Retours des utilisateurs du proto-outil de recherche

Comprendre les usages de l’instrument

À la suite de l’expérimentation effectuée avec dix designers pendant une journée, nous avons recueilli leurs retours et leurs sentiments.

Nous précisons que le proto-outil diffère de notre instrument développé en parallèle sur plusieurs aspects : le proto-outil proposé aux utilisateurs est un tableau Google Sheet dans lequel chaque designer dispose d’un onglet à son nom. Chaque onglet est donc un tableau propre à l’utilisateur, avec une explication de l’expérience et une structure en colonnes Heure, Que retenez-vous de votre pratique ? et Dans quel état d’esprit êtes-vous ?. Notre instrument ne sera pas structuré en tableau, et les informations nouvellement saisies n’impliqueront pas la visualisation des informations précédemment saisies comme dans ces tableaux.

De même, le document Google Sheet est un document collaboratif partagé entre les dix-neuf utilisateurs initiaux : ainsi, chaque utilisateur a la possibilité de voir les tableaux des autres utilisateurs. Nous avons conscience que la dimension collaborative implique beaucoup de paramètres ayant une incidence directe ou indirecte sur la saisie d’informations (confidentialité, vie privée, timidité, anonymat, jugement de l’autre).

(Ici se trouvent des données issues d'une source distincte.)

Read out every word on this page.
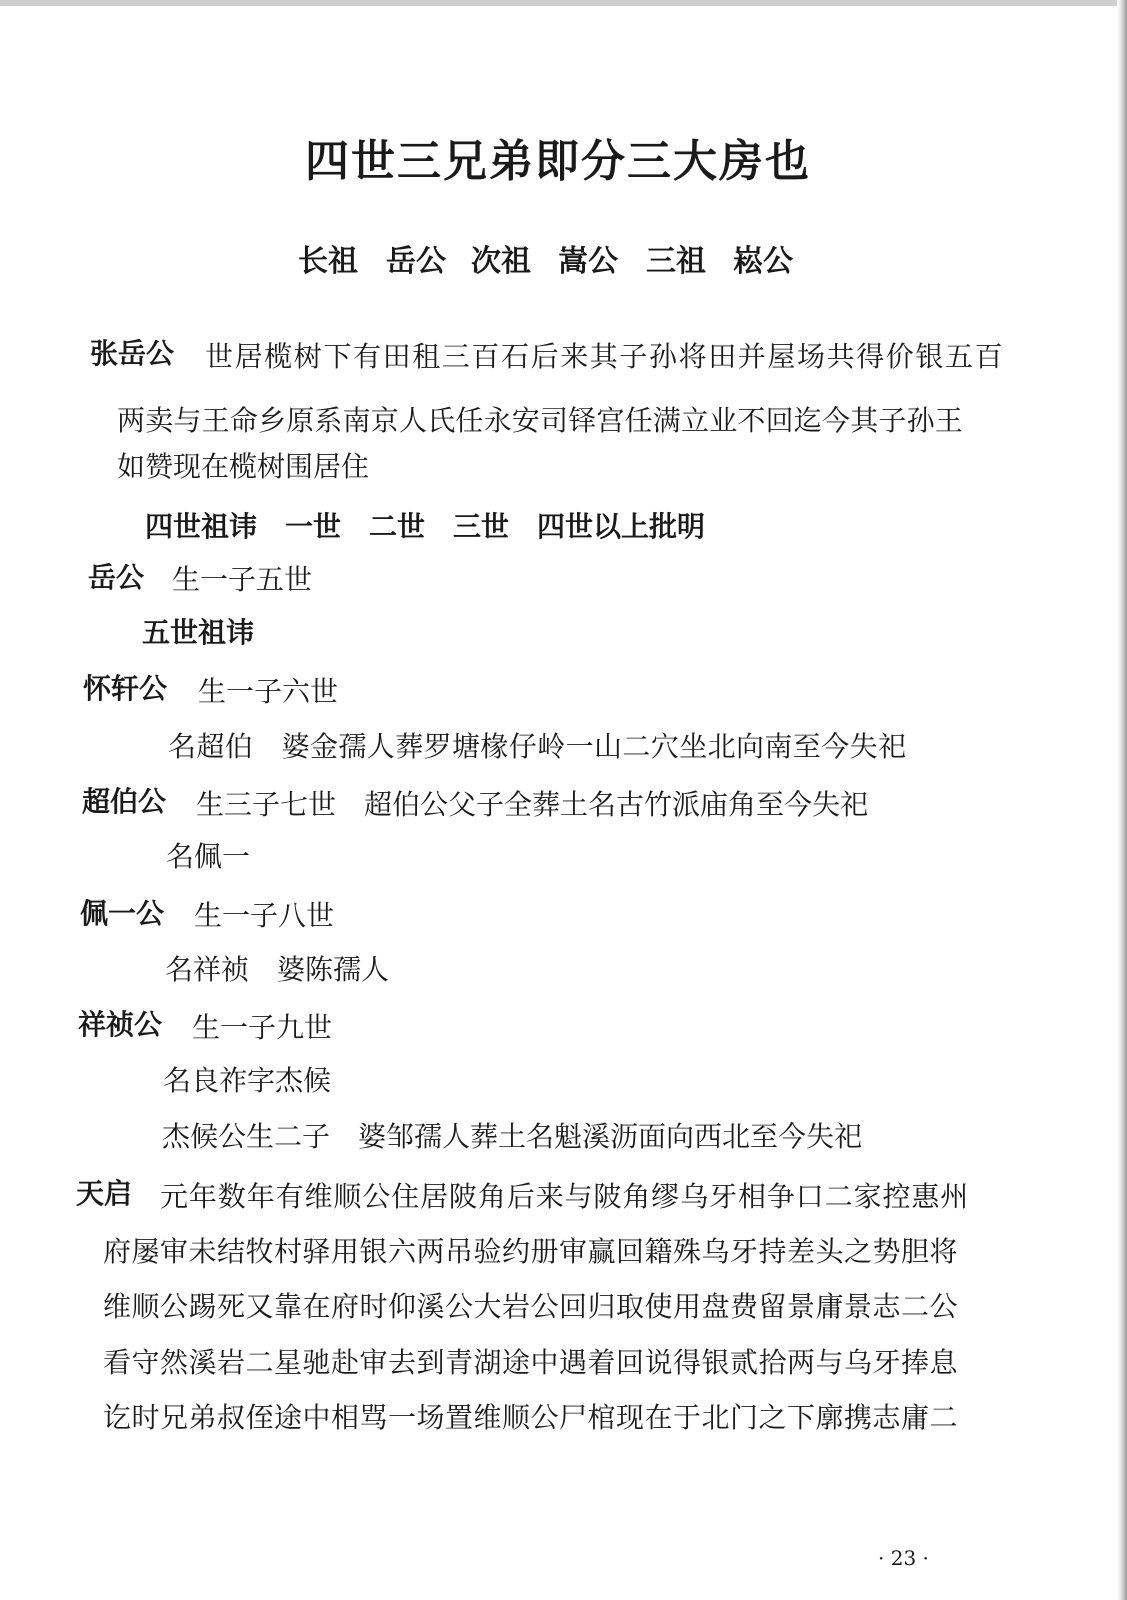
四世三兄弟即分三大房也
长祖 岳公 次祖 嵩公 三祖 崧公
张岳公 世居榄树下有田租三百石后来其子孙将田并屋场共得价银五百
两卖与王命乡原系南京人氏任永安司铎宫任满立业不回迄今其子孙王
如赞现在榄树围居住
四世祖讳　一世　二世　三世　四世以上批明
岳公 生一子五世
五世祖讳
怀轩公 生一子六世
名超伯　婆金孺人葬罗塘椽仔岭一山二穴坐北向南至今失祀
超伯公 生三子七世　超伯公父子全葬土名古竹派庙角至今失祀
名佩一
佩一公 生一子八世
名祥祯　婆陈孺人
祥祯公 生一子九世
名良祚字杰候
杰候公生二子　婆邹孺人葬土名魁溪沥面向西北至今失祀
天启 元年数年有维顺公住居陂角后来与陂角缪乌牙相争口二家控惠州
府屡审未结牧村驿用银六两吊验约册审赢回籍殊乌牙持差头之势胆将
维顺公踢死又靠在府时仰溪公大岩公回归取使用盘费留景庸景志二公
看守然溪岩二星驰赴审去到青湖途中遇着回说得银贰拾两与乌牙捧息
讫时兄弟叔侄途中相骂一场置维顺公尸棺现在于北门之下廓携志庸二
· 23 ·
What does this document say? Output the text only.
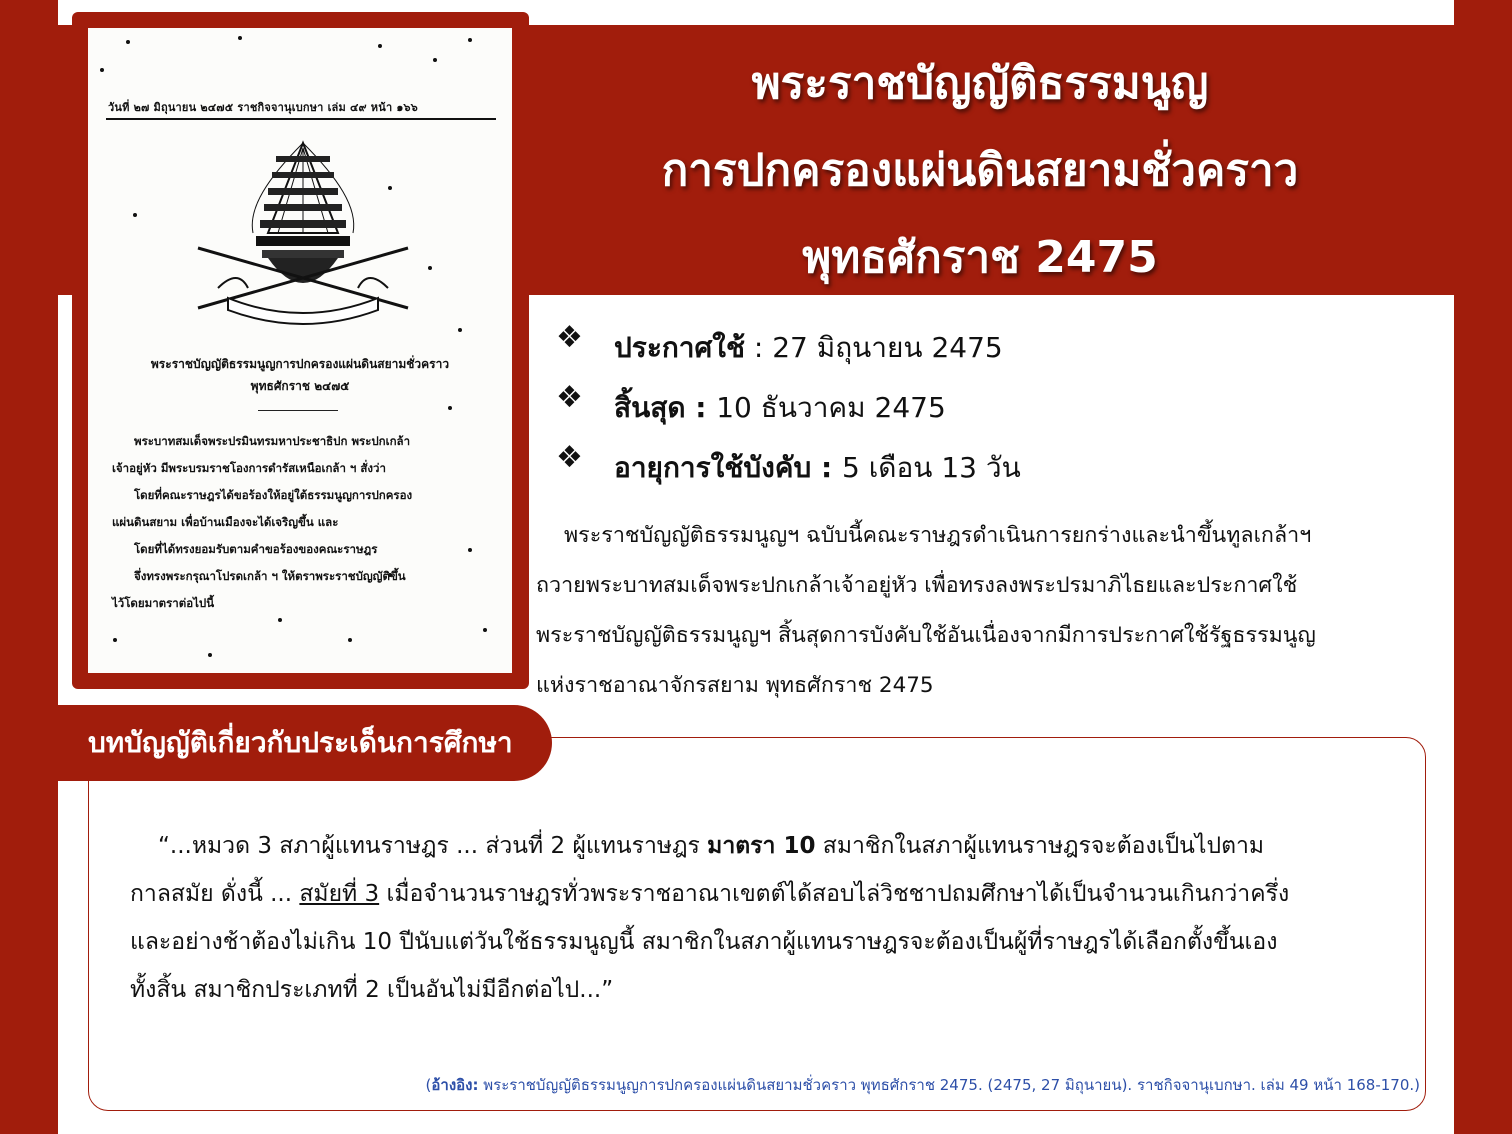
พระราชบัญญัติธรรมนูญ
การปกครองแผ่นดินสยามชั่วคราว
พุทธศักราช 2475
วันที่ ๒๗ มิถุนายน ๒๔๗๕ ราชกิจจานุเบกษา เล่ม ๔๙ หน้า ๑๖๖
พระราชบัญญัติธรรมนูญการปกครองแผ่นดินสยามชั่วคราว
พุทธศักราช ๒๔๗๕
พระบาทสมเด็จพระปรมินทรมหาประชาธิปก พระปกเกล้า
เจ้าอยู่หัว มีพระบรมราชโองการดำรัสเหนือเกล้า ฯ สั่งว่า
โดยที่คณะราษฎรได้ขอร้องให้อยู่ใต้ธรรมนูญการปกครอง
แผ่นดินสยาม เพื่อบ้านเมืองจะได้เจริญขึ้น และ
โดยที่ได้ทรงยอมรับตามคำขอร้องของคณะราษฎร
จึ่งทรงพระกรุณาโปรดเกล้า ฯ ให้ตราพระราชบัญญัติขึ้น
ไว้โดยมาตราต่อไปนี้
❖ ประกาศใช้ : 27 มิถุนายน 2475
❖ สิ้นสุด : 10 ธันวาคม 2475
❖ อายุการใช้บังคับ : 5 เดือน 13 วัน
พระราชบัญญัติธรรมนูญฯ ฉบับนี้คณะราษฎรดำเนินการยกร่างและนำขึ้นทูลเกล้าฯ
ถวายพระบาทสมเด็จพระปกเกล้าเจ้าอยู่หัว เพื่อทรงลงพระปรมาภิไธยและประกาศใช้
พระราชบัญญัติธรรมนูญฯ สิ้นสุดการบังคับใช้อันเนื่องจากมีการประกาศใช้รัฐธรรมนูญ
แห่งราชอาณาจักรสยาม พุทธศักราช 2475
บทบัญญัติเกี่ยวกับประเด็นการศึกษา
“...หมวด 3 สภาผู้แทนราษฎร ... ส่วนที่ 2 ผู้แทนราษฎร มาตรา 10 สมาชิกในสภาผู้แทนราษฎรจะต้องเป็นไปตาม
กาลสมัย ดั่งนี้ ... สมัยที่ 3 เมื่อจำนวนราษฎรทั่วพระราชอาณาเขตต์ได้สอบไล่วิชชาปถมศึกษาได้เป็นจำนวนเกินกว่าครึ่ง
และอย่างช้าต้องไม่เกิน 10 ปีนับแต่วันใช้ธรรมนูญนี้ สมาชิกในสภาผู้แทนราษฎรจะต้องเป็นผู้ที่ราษฎรได้เลือกตั้งขึ้นเอง
ทั้งสิ้น สมาชิกประเภทที่ 2 เป็นอันไม่มีอีกต่อไป...”
(อ้างอิง: พระราชบัญญัติธรรมนูญการปกครองแผ่นดินสยามชั่วคราว พุทธศักราช 2475. (2475, 27 มิถุนายน). ราชกิจจานุเบกษา. เล่ม 49 หน้า 168-170.)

Cependant, les dix designers se connaissent et travaillent ensemble, et personne n’a fait part d’une gêne ou d’une retenue lors des saisies d’informations.

« J’ai trouvé ça très intéressant de formaliser les différents moments de la journée. Si c’est une réussite, ça fait du bien de dire “ça, c’est fait, on passe à la suite !” et si c’est un échec ça fait du bien d’écrire “là, je vais avoir besoin d’aide” ou “il faut que je change d’angle d’attaque”.

— Alice Blot

Alice évoque la formalisation des moments de la journée : en lien avec notre instrument, la démarche réflexive s’incarne par une externalisation et une prise de conscience des actions effectuées. Écrire et trouver les mots pour se l’expliquer lui permet alors de s’appuyer sur cette trace pour se questionner. La formulation de ses actions lui a même permis de changer son état d’esprit en prenant du recul sur ce qui a été accompli et ce qui n’a pas fonctionné ou n’a pas été réalisé.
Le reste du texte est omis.